Leftover timber creates jobs

Piles of small-diameter timber may soon become pallets.

Piles of small-diameter timber may soon become pallets.

A new business being formed just a few miles west of Ash Fork is taking timber away from the Kaibab National Forest ‹ and that's a good thing.

Southwest Forest Products, a large pallet manufacturer out of Phoenix, has purchased approximately 80 acres of land two miles northwest of Ash Fork and plans to build a new small-diameter-wood sawmill.

"It's going to be the same as our facility in Phoenix," said Vice President of Operations Scott Van Der Toorn. "We will use small diameter timber from the region to manufacture pallets."

He explained that the company decided to begin the new northland facility not only because the land was affordable, but also to branch out, get closer to their resources and closer to markets outside Arizona.

The company is currently stockpiling vast amounts of timber at the site and Van Der Toorn says the manufacturer has hopes of beginning operations in February 2006.

Though relatively small to begin with ‹ offering 12-20 new jobs for the area ‹ Southwest Forest Products may expand the facility in the future, depending on the available yield of surrounding forests.

"There's a whole lot of possibility for multiple mills," Van Der Toorn said.

Kaibab National Forest officials are happy because the company has already made two large small-diameter timber purchases from KNF and plans to buy more.

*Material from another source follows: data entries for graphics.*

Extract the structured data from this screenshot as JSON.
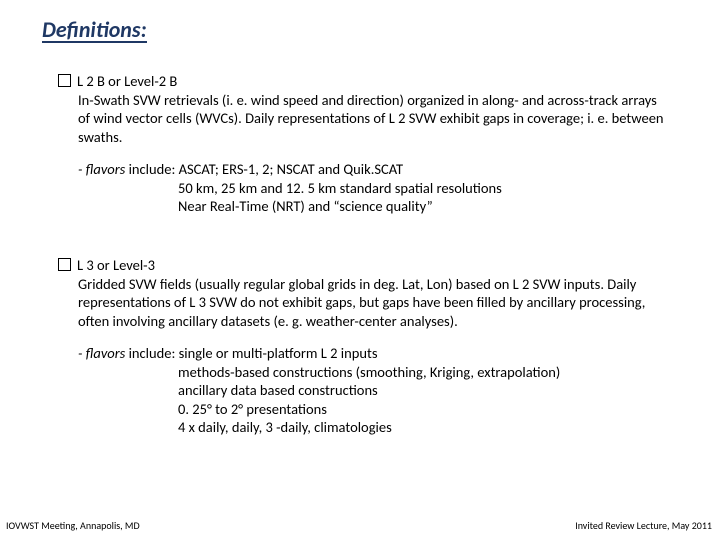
{
  "title": "Definitions:",
  "section1": {
    "heading": "L 2 B or Level-2 B",
    "body": "In-Swath SVW retrievals (i. e. wind speed and direction) organized in along- and across-track arrays of wind vector cells (WVCs).  Daily representations of L 2 SVW exhibit gaps in coverage; i. e. between swaths.",
    "flavors_lead": "- flavors",
    "flavors_rest": " include: ASCAT; ERS-1, 2; NSCAT and Quik.SCAT",
    "flavors_l2": "50 km, 25 km and 12. 5 km standard spatial resolutions",
    "flavors_l3": "Near Real-Time (NRT) and “science quality”"
  },
  "section2": {
    "heading": "L 3 or Level-3",
    "body": "Gridded SVW fields (usually regular global grids in deg. Lat, Lon) based on L 2 SVW inputs.  Daily representations of L 3 SVW do not exhibit gaps, but gaps have been filled by ancillary processing, often involving ancillary datasets (e. g. weather-center analyses).",
    "flavors_lead": "- flavors",
    "flavors_rest": " include: single or multi-platform L 2 inputs",
    "flavors_l2": "methods-based constructions (smoothing, Kriging, extrapolation)",
    "flavors_l3": "ancillary data based constructions",
    "flavors_l4": "0. 25° to 2° presentations",
    "flavors_l5": "4 x daily, daily, 3 -daily, climatologies"
  },
  "footer_left": "IOVWST Meeting, Annapolis, MD",
  "footer_right": "Invited Review Lecture, May 2011",
  "colors": {
    "title": "#1f3864",
    "text": "#000000",
    "background": "#ffffff"
  },
  "fontsizes": {
    "title_pt": 22,
    "body_pt": 14.5,
    "footer_pt": 10
  }
}
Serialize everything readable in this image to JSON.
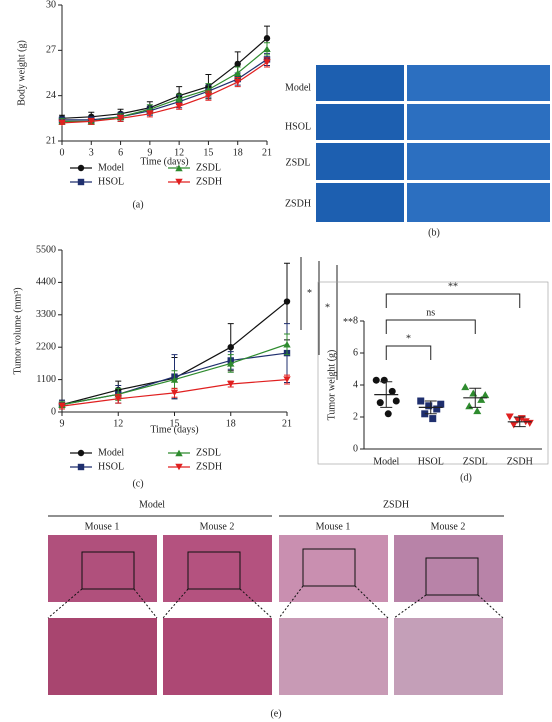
{
  "chart_data": [
    {
      "type": "line",
      "xlabel": "Time (days)",
      "ylabel": "Body weight (g)",
      "x": [
        0,
        3,
        6,
        9,
        12,
        15,
        18,
        21
      ],
      "xlim": [
        0,
        21
      ],
      "xticks": [
        0,
        3,
        6,
        9,
        12,
        15,
        18,
        21
      ],
      "ylim": [
        21,
        30
      ],
      "yticks": [
        21,
        24,
        27,
        30
      ],
      "series": [
        {
          "name": "Model",
          "color": "#111111",
          "marker": "circle",
          "values": [
            22.5,
            22.6,
            22.8,
            23.2,
            24.0,
            24.6,
            26.1,
            27.8
          ],
          "errors": [
            0.2,
            0.3,
            0.3,
            0.4,
            0.6,
            0.8,
            0.8,
            0.8
          ]
        },
        {
          "name": "HSOL",
          "color": "#1f2f6e",
          "marker": "square",
          "values": [
            22.4,
            22.4,
            22.6,
            23.0,
            23.6,
            24.3,
            25.1,
            26.4
          ],
          "errors": [
            0.2,
            0.2,
            0.3,
            0.3,
            0.4,
            0.4,
            0.4,
            0.4
          ]
        },
        {
          "name": "ZSDL",
          "color": "#2e8b2e",
          "marker": "triangle-up",
          "values": [
            22.3,
            22.3,
            22.6,
            23.1,
            23.8,
            24.4,
            25.5,
            27.1
          ],
          "errors": [
            0.2,
            0.2,
            0.2,
            0.3,
            0.3,
            0.4,
            0.4,
            0.4
          ]
        },
        {
          "name": "ZSDH",
          "color": "#e02020",
          "marker": "triangle-down",
          "values": [
            22.2,
            22.3,
            22.5,
            22.8,
            23.3,
            24.0,
            24.9,
            26.2
          ],
          "errors": [
            0.1,
            0.2,
            0.2,
            0.2,
            0.2,
            0.3,
            0.3,
            0.3
          ]
        }
      ]
    },
    {
      "type": "line",
      "xlabel": "Time (days)",
      "ylabel": "Tumor volume (mm³)",
      "x": [
        9,
        12,
        15,
        18,
        21
      ],
      "xlim": [
        9,
        21
      ],
      "xticks": [
        9,
        12,
        15,
        18,
        21
      ],
      "ylim": [
        0,
        5500
      ],
      "yticks": [
        0,
        1100,
        2200,
        3300,
        4400,
        5500
      ],
      "series": [
        {
          "name": "Model",
          "color": "#111111",
          "marker": "circle",
          "values": [
            250,
            750,
            1150,
            2200,
            3750
          ],
          "errors": [
            150,
            300,
            700,
            800,
            1300
          ]
        },
        {
          "name": "HSOL",
          "color": "#1f2f6e",
          "marker": "square",
          "values": [
            250,
            600,
            1200,
            1750,
            2000
          ],
          "errors": [
            150,
            300,
            750,
            300,
            1000
          ]
        },
        {
          "name": "ZSDL",
          "color": "#2e8b2e",
          "marker": "triangle-up",
          "values": [
            250,
            600,
            1100,
            1650,
            2300
          ],
          "errors": [
            100,
            200,
            300,
            300,
            350
          ]
        },
        {
          "name": "ZSDH",
          "color": "#e02020",
          "marker": "triangle-down",
          "values": [
            200,
            450,
            650,
            950,
            1100
          ],
          "errors": [
            100,
            150,
            150,
            100,
            150
          ]
        }
      ],
      "annotations": [
        {
          "text": "*",
          "color": "#2e8b2e"
        },
        {
          "text": "*",
          "color": "#1f2f6e"
        },
        {
          "text": "**",
          "color": "#e02020"
        }
      ]
    },
    {
      "type": "dot",
      "ylabel": "Tumor weight (g)",
      "categories": [
        "Model",
        "HSOL",
        "ZSDL",
        "ZSDH"
      ],
      "ylim": [
        0,
        8
      ],
      "yticks": [
        0,
        2,
        4,
        6,
        8
      ],
      "series": [
        {
          "name": "Model",
          "color": "#111111",
          "marker": "circle",
          "points": [
            4.3,
            4.3,
            3.6,
            2.9,
            2.2,
            3.0
          ],
          "mean": 3.4,
          "sd": 0.8
        },
        {
          "name": "HSOL",
          "color": "#1f2f6e",
          "marker": "square",
          "points": [
            3.0,
            2.7,
            2.5,
            2.2,
            1.9,
            2.8
          ],
          "mean": 2.6,
          "sd": 0.4
        },
        {
          "name": "ZSDL",
          "color": "#2e8b2e",
          "marker": "triangle-up",
          "points": [
            3.9,
            3.5,
            3.1,
            2.7,
            2.4,
            3.4
          ],
          "mean": 3.2,
          "sd": 0.6
        },
        {
          "name": "ZSDH",
          "color": "#e02020",
          "marker": "triangle-down",
          "points": [
            2.0,
            1.8,
            1.7,
            1.5,
            1.9,
            1.6
          ],
          "mean": 1.7,
          "sd": 0.3
        }
      ],
      "comparisons": [
        {
          "text": "*",
          "color": "#3a50c8"
        },
        {
          "text": "ns",
          "color": "#222222"
        },
        {
          "text": "**",
          "color": "#e02020"
        }
      ]
    }
  ],
  "panels": {
    "a": "(a)",
    "b": "(b)",
    "c": "(c)",
    "d": "(d)",
    "e": "(e)"
  },
  "photos_b": {
    "rows": [
      "Model",
      "HSOL",
      "ZSDL",
      "ZSDH"
    ]
  },
  "photos_e": {
    "groups": [
      "Model",
      "ZSDH"
    ],
    "mice": [
      "Mouse 1",
      "Mouse 2",
      "Mouse 1",
      "Mouse 2"
    ]
  }
}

This, of course is the same material the Forest Service primarily targets for fuels reduction thinning projects.

"Small diameter timber industry is really going to be critical to us in helping to meet our long term fuels reduction objectives," KNF Fire Information Officer Jackie Denk said. "Basically, the more we can sell, the more we can treat."

Van Der Toorn says the $5-$7 million Ash Fork facility will probably go through 250,000 board-feet per week. The 14-acre Phoenix mill currently goes through 800,000 per week and Southwest Forest Products will use timber from a 50-mile radius for its northland operation.

Those in the Ash Fork area especially are pleased with the prospect of a notable boost to their economy.

"We stand behind anything that will help our community to be more economically productive as long as it doesn't harm our air quality or water," said Ash Fork Development Association President Fayrene Hume.

Van Der Toorn says the company will start actively seeking to fill its available northland positions towards the end of the year, but offers that it never hurts for any interested party to send in an early application.